[Previous entry: "deutschland! deutschland!"] [Main Index] [Next entry: "the animated house musical."]
12/03/2003: "can dvd"
I already couldn't wait to get my mitts on the Can DVD, the new collection of various Can shorts, the previously released Can documentary, the 1972 Can Free Concert, etc -- my fetish for precision-German-engineered music aside, I really do love them. But David Keenan's rather mixed review of the Can DVD in the Wire inadvertently makes it sound like the greatest thing ever!
Out of the whole set, the Can Documentary is the most revealing, if simultaneously the most frustrating. The editing is intrusive and tacky, with stills spinning across the screen, slow-motion skits and irritating loops that situate its visual aesthetic somewhere between a 70s edition of Top of the Pops and a low-budget episode of Chris Morris's Brass Eye...

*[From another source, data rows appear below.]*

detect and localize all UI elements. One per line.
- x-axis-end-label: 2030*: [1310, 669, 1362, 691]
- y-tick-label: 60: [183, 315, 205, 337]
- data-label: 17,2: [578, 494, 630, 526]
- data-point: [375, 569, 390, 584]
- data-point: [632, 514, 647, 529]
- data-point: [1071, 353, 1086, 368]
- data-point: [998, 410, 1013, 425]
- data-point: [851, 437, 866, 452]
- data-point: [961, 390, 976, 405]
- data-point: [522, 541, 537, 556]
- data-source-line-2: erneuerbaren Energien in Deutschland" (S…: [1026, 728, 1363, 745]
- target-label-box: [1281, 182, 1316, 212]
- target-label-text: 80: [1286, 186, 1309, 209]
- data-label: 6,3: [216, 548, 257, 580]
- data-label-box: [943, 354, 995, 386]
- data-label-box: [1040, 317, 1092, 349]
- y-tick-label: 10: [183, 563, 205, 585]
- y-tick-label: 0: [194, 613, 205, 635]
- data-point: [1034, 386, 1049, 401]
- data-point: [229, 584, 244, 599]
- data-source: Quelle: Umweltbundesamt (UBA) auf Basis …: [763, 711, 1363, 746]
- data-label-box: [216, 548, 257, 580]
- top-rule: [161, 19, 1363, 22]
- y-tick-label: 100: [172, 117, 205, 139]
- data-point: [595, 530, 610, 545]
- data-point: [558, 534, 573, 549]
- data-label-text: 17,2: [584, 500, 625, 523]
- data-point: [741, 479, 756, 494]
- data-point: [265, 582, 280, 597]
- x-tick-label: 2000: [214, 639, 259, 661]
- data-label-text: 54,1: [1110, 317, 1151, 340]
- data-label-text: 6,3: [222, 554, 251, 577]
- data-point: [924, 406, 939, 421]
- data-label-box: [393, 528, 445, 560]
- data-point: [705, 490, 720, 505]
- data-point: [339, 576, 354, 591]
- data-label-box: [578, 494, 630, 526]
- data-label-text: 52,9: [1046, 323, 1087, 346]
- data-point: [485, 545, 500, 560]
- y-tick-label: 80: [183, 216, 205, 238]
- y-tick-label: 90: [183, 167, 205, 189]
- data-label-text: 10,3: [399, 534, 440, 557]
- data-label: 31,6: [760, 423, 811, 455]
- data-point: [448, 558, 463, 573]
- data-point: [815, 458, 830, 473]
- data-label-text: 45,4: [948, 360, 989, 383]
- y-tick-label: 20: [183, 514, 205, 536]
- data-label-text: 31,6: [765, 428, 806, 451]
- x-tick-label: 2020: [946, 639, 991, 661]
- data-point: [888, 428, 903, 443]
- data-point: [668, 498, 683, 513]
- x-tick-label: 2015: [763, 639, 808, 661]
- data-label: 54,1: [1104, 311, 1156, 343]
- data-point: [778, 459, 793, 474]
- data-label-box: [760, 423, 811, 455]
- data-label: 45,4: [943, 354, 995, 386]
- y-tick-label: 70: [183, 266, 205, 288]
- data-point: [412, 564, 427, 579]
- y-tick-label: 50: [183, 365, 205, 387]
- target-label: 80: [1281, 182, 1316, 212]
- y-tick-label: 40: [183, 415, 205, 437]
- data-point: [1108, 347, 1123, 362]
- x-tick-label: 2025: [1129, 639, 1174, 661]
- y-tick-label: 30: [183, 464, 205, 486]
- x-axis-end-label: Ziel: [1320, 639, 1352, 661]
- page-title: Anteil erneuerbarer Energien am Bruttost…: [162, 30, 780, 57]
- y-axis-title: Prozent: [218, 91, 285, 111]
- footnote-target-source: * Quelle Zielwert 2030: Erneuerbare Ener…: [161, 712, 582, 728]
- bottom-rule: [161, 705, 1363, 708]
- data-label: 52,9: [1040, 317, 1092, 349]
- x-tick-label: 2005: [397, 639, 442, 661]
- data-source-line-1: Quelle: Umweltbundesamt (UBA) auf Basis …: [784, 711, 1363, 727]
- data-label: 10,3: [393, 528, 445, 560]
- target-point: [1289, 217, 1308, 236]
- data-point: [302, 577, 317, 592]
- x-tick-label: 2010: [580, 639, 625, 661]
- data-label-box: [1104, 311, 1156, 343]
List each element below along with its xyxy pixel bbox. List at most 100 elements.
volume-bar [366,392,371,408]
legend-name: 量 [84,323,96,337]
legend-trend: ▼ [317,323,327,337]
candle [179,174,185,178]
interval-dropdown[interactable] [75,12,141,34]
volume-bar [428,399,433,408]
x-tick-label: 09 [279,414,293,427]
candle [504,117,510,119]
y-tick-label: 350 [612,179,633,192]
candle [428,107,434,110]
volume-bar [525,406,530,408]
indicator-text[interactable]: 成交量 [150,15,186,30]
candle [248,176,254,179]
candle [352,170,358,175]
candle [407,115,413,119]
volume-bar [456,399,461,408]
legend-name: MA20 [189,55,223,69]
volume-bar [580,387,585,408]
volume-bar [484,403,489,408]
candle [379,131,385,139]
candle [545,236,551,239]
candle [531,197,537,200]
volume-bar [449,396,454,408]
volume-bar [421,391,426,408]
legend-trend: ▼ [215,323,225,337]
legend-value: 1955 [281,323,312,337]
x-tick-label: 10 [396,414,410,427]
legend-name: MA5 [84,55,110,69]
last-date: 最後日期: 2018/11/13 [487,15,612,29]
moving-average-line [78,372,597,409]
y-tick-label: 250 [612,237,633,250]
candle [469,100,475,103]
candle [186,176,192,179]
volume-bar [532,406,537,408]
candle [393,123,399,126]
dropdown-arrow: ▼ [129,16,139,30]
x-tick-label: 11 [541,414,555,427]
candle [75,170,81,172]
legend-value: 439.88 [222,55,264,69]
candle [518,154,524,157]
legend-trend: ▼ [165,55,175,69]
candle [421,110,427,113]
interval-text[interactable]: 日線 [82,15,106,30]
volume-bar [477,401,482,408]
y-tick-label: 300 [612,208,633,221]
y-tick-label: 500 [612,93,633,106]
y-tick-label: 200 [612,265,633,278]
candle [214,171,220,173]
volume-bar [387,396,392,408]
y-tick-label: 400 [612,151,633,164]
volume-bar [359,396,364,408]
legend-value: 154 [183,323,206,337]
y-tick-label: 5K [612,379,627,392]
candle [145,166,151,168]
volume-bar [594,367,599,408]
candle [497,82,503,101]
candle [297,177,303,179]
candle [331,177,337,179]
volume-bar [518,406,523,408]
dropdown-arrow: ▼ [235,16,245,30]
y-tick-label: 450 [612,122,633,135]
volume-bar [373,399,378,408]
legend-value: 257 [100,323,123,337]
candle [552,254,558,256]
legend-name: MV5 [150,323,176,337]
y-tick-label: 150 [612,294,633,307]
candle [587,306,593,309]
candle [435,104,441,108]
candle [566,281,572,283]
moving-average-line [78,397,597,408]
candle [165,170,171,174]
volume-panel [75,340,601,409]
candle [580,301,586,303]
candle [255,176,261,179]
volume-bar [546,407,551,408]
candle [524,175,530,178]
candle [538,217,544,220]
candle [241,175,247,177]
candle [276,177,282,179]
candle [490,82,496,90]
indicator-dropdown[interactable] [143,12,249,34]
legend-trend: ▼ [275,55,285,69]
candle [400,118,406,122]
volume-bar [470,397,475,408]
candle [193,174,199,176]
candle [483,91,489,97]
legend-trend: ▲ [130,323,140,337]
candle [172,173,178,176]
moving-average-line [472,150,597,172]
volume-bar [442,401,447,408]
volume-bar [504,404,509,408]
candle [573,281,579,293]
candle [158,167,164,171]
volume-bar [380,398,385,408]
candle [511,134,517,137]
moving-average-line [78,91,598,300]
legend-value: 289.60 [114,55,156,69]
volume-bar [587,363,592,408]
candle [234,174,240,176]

Ooh but the cheesiness makes it!
...But here's guitarist Michael Karoli with his shirt unbuttoned to the waist, looking like David Cassidy with a habit, or, best of all, the group live on The Old Grey Whistle Test, with Schmidt impossibly camp in a chainmail waistcoat taking fey, comedic karate chops at his keyboard. It's hilarious and distressing at the same time, as Can's once-mysterious veneer erodes before your eyes and you're left watching aghast as Schmidt minces and mimes "I Want More" live on Top of the Pops while decked out in a glittery Silver Surfer baseball jacket...
GREATEST DVD EVER. Keenan goes on to say that Can "...at their best worked an inviolable slipstream parallel to whatever was going on contemporarily..." Sure, but part of what made Can cool was that they were so uncool. Music so unearthly that it made sense that they were uber-nerdly. Silly moustaches, iffy fashion sense and an almost-glamminess done up Deutsche-stylee -- that all made them even more awesome, made them nearly human before they shuttled back off into space.